Collecting & Returning Work

How do you collect & return papers? (Including late assignments)


4 Responses to Collecting & Returning Work

  1. I Speak Math says:

    It’s a madhouse. I either have them pass them up or just swoop around the room. I do assign each student a math number at the beginning of the year so abc order is thoughtless. That makes sorting/recording a breeze.

  2. samjshah says:

    I collect papers by walking around and taking them. On test days, I always used to have issues wrestling papers out of student hands. Who knew that after a “Please finish up you have one minute left” a simple “I need your pencils down on the count of three…. One. Two. Three” works like magic. Then you just collect.

    I return papers by walking around and handing them out. I have small classes. I would probably organize my papers by the way the seating chart was, and return them, if I had bigger classes.

    When kids are absent when I hand back a test, I will staple a piece of scrap paper to the front of the test and folding the test in half hotdog style (so no one can sneak a look without picking it up), write their name on the scrap paper in a bold marker, and put it in a file folder that I have taped to the office door, for them to pick up.

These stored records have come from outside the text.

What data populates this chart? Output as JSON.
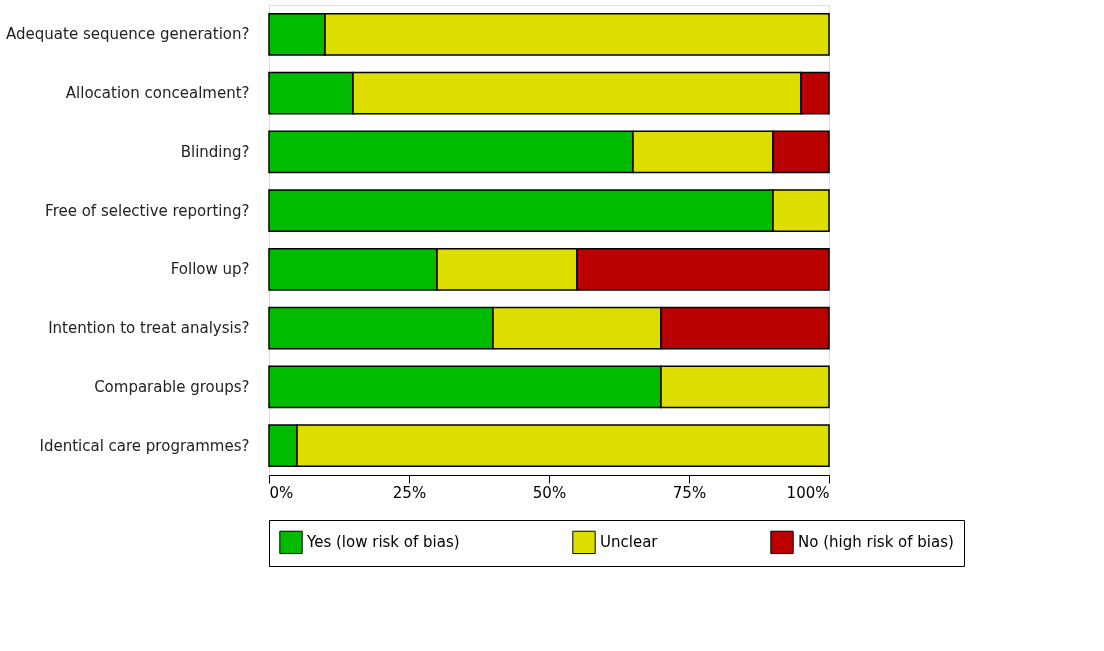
{
  "chart_data": {
    "type": "bar",
    "orientation": "horizontal",
    "stacked": true,
    "categories": [
      "Adequate sequence generation?",
      "Allocation concealment?",
      "Blinding?",
      "Free of selective reporting?",
      "Follow up?",
      "Intention to treat analysis?",
      "Comparable groups?",
      "Identical care programmes?"
    ],
    "series": [
      {
        "name": "Yes (low risk of bias)",
        "color": "#00bb00",
        "values": [
          10,
          15,
          65,
          90,
          30,
          40,
          70,
          5
        ]
      },
      {
        "name": "Unclear",
        "color": "#dddd00",
        "values": [
          90,
          80,
          25,
          10,
          25,
          30,
          30,
          95
        ]
      },
      {
        "name": "No (high risk of bias)",
        "color": "#bb0000",
        "values": [
          0,
          5,
          10,
          0,
          45,
          30,
          0,
          0
        ]
      }
    ],
    "xlim": [
      0,
      100
    ],
    "xticks": [
      {
        "value": 0,
        "label": "0%"
      },
      {
        "value": 25,
        "label": "25%"
      },
      {
        "value": 50,
        "label": "50%"
      },
      {
        "value": 75,
        "label": "75%"
      },
      {
        "value": 100,
        "label": "100%"
      }
    ],
    "grid": false,
    "legend": "bottom"
  }
}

If I had a dedicated classroom, I would put the file folder there. Then I send a quick email to whoever was missing telling them that their test was graded and where to pick it up. Then it is on them. I’m not chasing them around, nor having to remember to return it to them during the next class.

  3. Tina C says:

    I have two folders for each class. One hand in, and one hand back. The folders are in magazine stands on the supply table. When students have an assignment to hand in I have them all pass the papers to the left and the last person walks over to put them in the folder. For quizzes that they correct at 3 stations around the room they leave the quiz at the station and I collect the 3 piles at the end. Students also know that if they need to hand something else in (make up work, corrections) they can just put it in the correct folder.

    I once heard that teachers should aim to touch each piece of paper as few times as possible. I don’t have to worry about getting to everyone and students can’t blame me for losing something- it’s their responsibility to make sure it’s in the folder.

    I’m not as good about handing things back. I like to do it while students are working on something since it gets me moving throughout the room and I’m much less likely to get stuck talking to a particular pair when I know I need to hand back a pile of papers. However, I get distracted and forget to pick up the folder. This year I will encourage students to remind me to pass work back. Students who finish an assignment early are given a choice between helping other students or doing some task for me like handing back papers. Too bad I usually plan assignments that take the whole class!

  4. I use a folder system, one folder for each group. There is a group organizer who picks up the folder from the magazine stand that holds the folders for each class. The organizer collects their group’s homework, puts it in order (students are assigned a number, based on the seating chart), and places it into the left side of the folder. The graded homework from the previous day is on the right side of the folder and the organizer passes it out to their group members. All of the folders for a given class (usually 4 – 6 folders since I use groups of 4) are the same color. It’s awesome because there’s no chance for me to lose homework – it never leaves the group folder, just moves from one side to the other. And the responsibility is on them to pick up and return homework. I have the gradebook organized by numerical order so entering homework grades is also a snap. If a kid is absent, the organizer puts their name on any blank handouts and puts them in the folder to give to the student when they return so the folder also helps me organize work for absent students.

    Students put their number on tests and quizzes so that I can quickly sort, enter grades, and pass them out quickly since the numbers are arranged by group.